L’argument sanitaire
Autoriser l’afflux de près d’un million de personnes (en comptant les quelque 900 000 spectateurs étrangers qui se sont déjà procuré un billet, ainsi que les athlètes, les entraîneurs et les médias), c’est prendre le risque d’une explosion des contaminations dans l’Archipel, jusqu’ici plutôt épargné par la pandémie – même si un état d’urgence a été décrété dans plusieurs régions début janvier. D’autant plus que la campagne de vaccination, qui n’a
commencé qu’à la mi-février, a déjà pris du retard.
L’argument politique
Un sondage, publié le 3 mars par le quotidien japonais Yomiuri Shinbun, montre que 77 % des Japonais sont hostiles à l’ouverture des Jeux olympiques au public étranger. Alors que la population semble se résigner à la tenue de la compétition, après s’y être beaucoup opposée, il sera difficile pour le gouvernement – qui tient absolument à ce qu’elle ait lieu – de lui imposer un tel accueil. D’autant qu’il est déjà très critiqué pour sa gestion de l’épidémie.
L’argument du « moins pire »
Avec 206 nations représentées, l’absence de public étranger ne « remet pas en cause l’universalité », estime le sociologue du sport Eric Monnin, interrogé par La Croix. Selon lui, les Jeux pourraient même constituer un remède à la « morosité ». Et plus de 4 millions de billets ont déjà été vendus au Japon. De quoi retrouver un peu de l’ambiance qui règne habituellement dans les travées olympiques et adresser quelques encouragements aux athlètes.
Le contre-argument sanitaire
L’imposition de mesures sanitaires strictes pourrait permettre de limiter les risques de propagation du virus, alors que la vaccination aura beaucoup progressé. En décembre 2020, un rapport du comité d’organisation en avait d’ailleurs esquissé quelques-unes pour permettre à un « grand nombre » de visiteurs étrangers d’assister aux Jeux : obligation de présenter un test négatif à l’entrée, de télécharger une application de traçage et interdiction… de crier.
Le contre-argument politique
Renoncer à accueillir le public étranger coûterait au Japon une grande partie des 90 milliards de yens (771 millions d’euros) que le comité d’organisation espérait tirer de la vente de billets.

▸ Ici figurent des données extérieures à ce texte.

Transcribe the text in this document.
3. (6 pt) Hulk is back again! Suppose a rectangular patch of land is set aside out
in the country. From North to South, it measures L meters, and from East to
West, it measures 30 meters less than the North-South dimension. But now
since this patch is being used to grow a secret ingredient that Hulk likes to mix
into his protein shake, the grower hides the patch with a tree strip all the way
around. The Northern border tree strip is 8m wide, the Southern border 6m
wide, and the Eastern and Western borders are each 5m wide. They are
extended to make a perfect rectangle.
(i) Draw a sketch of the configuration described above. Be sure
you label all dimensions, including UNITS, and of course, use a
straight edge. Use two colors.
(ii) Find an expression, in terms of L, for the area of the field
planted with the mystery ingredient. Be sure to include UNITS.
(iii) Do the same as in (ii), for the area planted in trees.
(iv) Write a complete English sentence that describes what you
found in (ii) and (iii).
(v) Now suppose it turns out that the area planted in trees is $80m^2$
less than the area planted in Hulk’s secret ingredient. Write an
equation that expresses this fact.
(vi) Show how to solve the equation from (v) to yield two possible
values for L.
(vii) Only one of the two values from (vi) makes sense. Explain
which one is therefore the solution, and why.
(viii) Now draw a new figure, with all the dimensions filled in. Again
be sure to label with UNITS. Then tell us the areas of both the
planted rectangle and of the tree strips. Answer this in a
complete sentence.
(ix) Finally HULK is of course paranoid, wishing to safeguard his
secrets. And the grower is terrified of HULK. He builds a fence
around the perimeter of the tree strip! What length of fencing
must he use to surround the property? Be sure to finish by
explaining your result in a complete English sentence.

Le gouvernement se priverait ainsi d’une manne financière bienvenue alors que l’économie est au plus mal. Et d’une bonne occasion (la seule ?) d’amortir un peu le prix des Jeux olympiques d’été les plus chers de l’histoire, avec un coût global annoncé de 13 milliards d’euros.
Le contre-argument du « moins pire »
Imagine-t-on les JO sans le bouillonnement interculturel cher à Pierre de Coubertin ? C’est pourtant la triste promesse de cette édition : des stades qui sonnent creux et un maigre public, acquis à la cause du pays hôte. Dans ces conditions, peut-être vaudrait-il mieux la reporter de nouveau, en espérant que 2022 offre la « lumière au bout du tunnel », promise par le vice-président du CIO en septembre 2020. Ou y renoncer, comme en 1916 et en 1940.